Hi @ptrblck , does scheduler.step() change the lr corresponding to the params that were passed to optimizer? If it does how are we supposed to restart then?
The above question is because I read the following lines in the source code, thus questioning if the state of optimizer is being changed by the function call scheduler.step()
for param_group, lr in zip(self.optimizer.param_groups, self.get_lr()):
param_group['lr'] = lr
Yes, the learning rates of each param_group of the optimizer will be changed.
If you want to reset the learning rate, you could use the same code and re-create the scheduler:
# Reset lr
for param_group in optimizer.param_groups:
param_group['lr'] = init_lr
scheduler = optim.lr_scheduler.StepLR(optimizer, step_size=1, gamma=0.1, last_epoch=-1)

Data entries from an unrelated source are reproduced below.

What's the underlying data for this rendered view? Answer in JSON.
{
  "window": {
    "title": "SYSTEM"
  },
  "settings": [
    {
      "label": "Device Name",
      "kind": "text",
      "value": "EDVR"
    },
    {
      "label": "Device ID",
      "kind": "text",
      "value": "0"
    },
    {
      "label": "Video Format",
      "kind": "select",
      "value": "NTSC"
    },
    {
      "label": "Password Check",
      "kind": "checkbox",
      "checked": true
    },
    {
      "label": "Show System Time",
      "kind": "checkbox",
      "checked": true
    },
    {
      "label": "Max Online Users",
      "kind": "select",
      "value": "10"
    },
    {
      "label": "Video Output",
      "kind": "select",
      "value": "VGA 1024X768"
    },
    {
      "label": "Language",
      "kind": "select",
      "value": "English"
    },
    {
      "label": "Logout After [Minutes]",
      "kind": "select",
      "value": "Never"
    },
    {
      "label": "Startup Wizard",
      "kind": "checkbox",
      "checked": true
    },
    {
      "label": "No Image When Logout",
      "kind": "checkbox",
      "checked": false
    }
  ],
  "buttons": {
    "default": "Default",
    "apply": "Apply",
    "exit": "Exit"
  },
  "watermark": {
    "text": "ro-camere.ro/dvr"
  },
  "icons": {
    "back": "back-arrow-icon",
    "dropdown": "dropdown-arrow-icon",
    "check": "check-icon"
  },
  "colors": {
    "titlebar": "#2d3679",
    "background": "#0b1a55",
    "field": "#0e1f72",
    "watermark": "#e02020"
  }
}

Hi @ptrblck I don’t think this is going to work now, I heard that we need to make sure the optimizer is also fed with this new learning rate if it needs to work, are there any documentation as to how we can achieve this in pytorch? the way in keras seems to be very straightforward.
Could you link to the discussion, so that I can have a look?
In my example the learning rate of all param_groups will be reset, but I didn’t verify the code on the current master.